Sengbe Pieh, the hero in this episode, was born about 1813 in the town of Mani in Upper Mende country, a distance of ten days' march from the Vai or Gallinas coast. Said to have been the son of a local chief, he was married with a son and two daughters. Sengbe, a farmer, was going to his field one day in late January 1839, when he was captured in a surprise attack by four men, his right hand tied to his neck. He was taken to a nearby village where he passed three days with a man called Mayagilalo, apparently the boss of his captors. Indebted to the son of the Vai King Manna Siaka, Mayagilalo gave over Sengbe to him in settlement. After staying in Siaka's town for a month, Sengbe was marched to Lomboko, a notorious slave-trading island near Sulima on the Gallinas coast, and sold to the richest slaver there, the Spaniard Pedro Blanco, whose activities had helped to make King Siaka wealthy as well.

At Lomboko, Sengbe was imprisoned with other slaves, while fresh ones joined them for the two months they were there, waiting to be transported across the Atlantic. Most of the captives came from Mende country, but others were Kono, Sherbro, Temne, Kissi, Gbandi (in present-day Liberia), and Loma (in present-day Liberia and in Guinea, where they are known as Guerze). Some, who did not speak Mende, learned the language during their forced journey through Mende country to the coast. Most were farmers, but it is said that others were hunters and blacksmiths. This is surprising, because all over West Africa blacksmiths held a sacred place in society and could neither be enslaved nor killed even in war.

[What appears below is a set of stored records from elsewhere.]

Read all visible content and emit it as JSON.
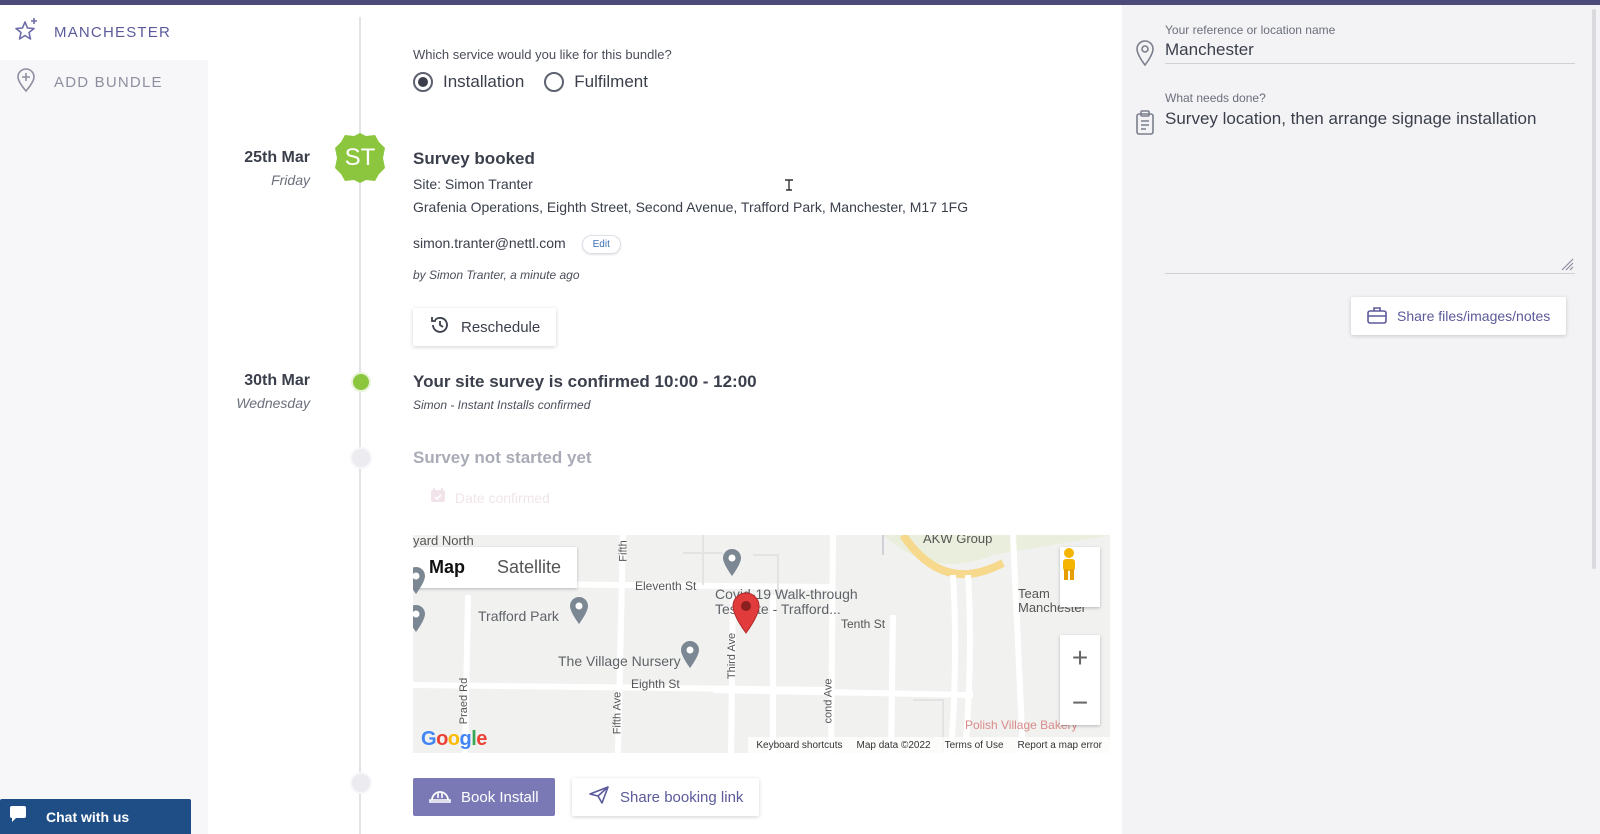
{
  "nav": {
    "items": [
      {
        "label": "MANCHESTER",
        "icon": "sparkle-star-icon"
      },
      {
        "label": "ADD BUNDLE",
        "icon": "map-pin-plus-icon"
      }
    ]
  },
  "chat": {
    "label": "Chat with us"
  },
  "service": {
    "question": "Which service would you like for this bundle?",
    "options": [
      "Installation",
      "Fulfilment"
    ],
    "selected": "Installation"
  },
  "events": {
    "survey_booked": {
      "date": "25th Mar",
      "day": "Friday",
      "avatar_initials": "ST",
      "title": "Survey booked",
      "site": "Site: Simon Tranter",
      "address": "Grafenia Operations, Eighth Street, Second Avenue, Trafford Park, Manchester, M17 1FG",
      "email": "simon.tranter@nettl.com",
      "edit_label": "Edit",
      "byline": "by Simon Tranter, a minute ago",
      "reschedule_label": "Reschedule"
    },
    "confirmed": {
      "date": "30th Mar",
      "day": "Wednesday",
      "title": "Your site survey is confirmed 10:00 - 12:00",
      "byline": "Simon - Instant Installs confirmed"
    },
    "not_started": {
      "title": "Survey not started yet",
      "date_confirmed": "Date confirmed"
    }
  },
  "map": {
    "type_options": [
      "Map",
      "Satellite"
    ],
    "selected_type": "Map",
    "labels": {
      "yard_north": "yard North",
      "akw_group": "AKW Group",
      "trafford_park": "Trafford Park",
      "covid_line1": "Covid-19 Walk-through",
      "covid_line2": "Test Site - Trafford...",
      "village_nursery": "The Village Nursery",
      "eleventh_st": "Eleventh St",
      "eighth_st": "Eighth St",
      "tenth_st": "Tenth St",
      "fifth": "Fifth",
      "fifth_ave": "Fifth Ave",
      "third_ave": "Third Ave",
      "second_ave": "cond Ave",
      "praed_rd": "Praed Rd",
      "team_manchester": "Team Manchester",
      "polish_village": "Polish Village Bakery"
    },
    "footer": {
      "shortcuts": "Keyboard shortcuts",
      "data": "Map data ©2022",
      "terms": "Terms of Use",
      "report": "Report a map error"
    },
    "brand": "Google"
  },
  "actions": {
    "book_install": "Book Install",
    "share_link": "Share booking link"
  },
  "details": {
    "ref_label": "Your reference or location name",
    "ref_value": "Manchester",
    "needs_label": "What needs done?",
    "needs_value": "Survey location, then arrange signage installation",
    "share_files": "Share files/images/notes"
  },
  "colors": {
    "accent": "#5b5a9a",
    "primary_button": "#7a79b6",
    "avatar_green": "#8cc63f",
    "chat_blue": "#1f4e86",
    "top_bar": "#4b4a78"
  }
}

All these people were shipped from Lomboko in March aboard the schooner Tecora, which arrived at Havana in the Spanish colony of Cuba in June. At a slave auction following advertisement, Jose Ruiz, a Spanish plantation owner, bought Sengbe and forty-eight others for $450 each to work on his sugar plantation at Puerto Principe, another Cuban port three hundred miles from Havana. Pedro Montez, another Spaniard bound for the same port, bought four children, three girls and a boy. On June 26, the fifty-three Africans were herded on board an American-built schooner, originally called Friendship, but changed to the Spanish La Amistad when the vessel changed ownership and registration to a Spanish subject. Although Spain had prohibited the importation of new slaves into her territories since 1820, the two Spanish planters were able to obtain official permits to transport their slaves. They chartered the Amistad from Ramon Ferrer, who was both owner and captain. Apart from the fifty-three Africans and their Spanish owners, the schooner carried a crew comprising the master, Ferrer; his two black slaves, Antonio (the cabin boy) and Celestino (the cook); and two white seamen. The ship also carried a cargo of dishes, cloth, jewelry, and various luxury items and staples. The cargo was insured for $40,000. Ruiz insured his forty-nine slaves for $20,000, while Montez insured the four children for $1,300.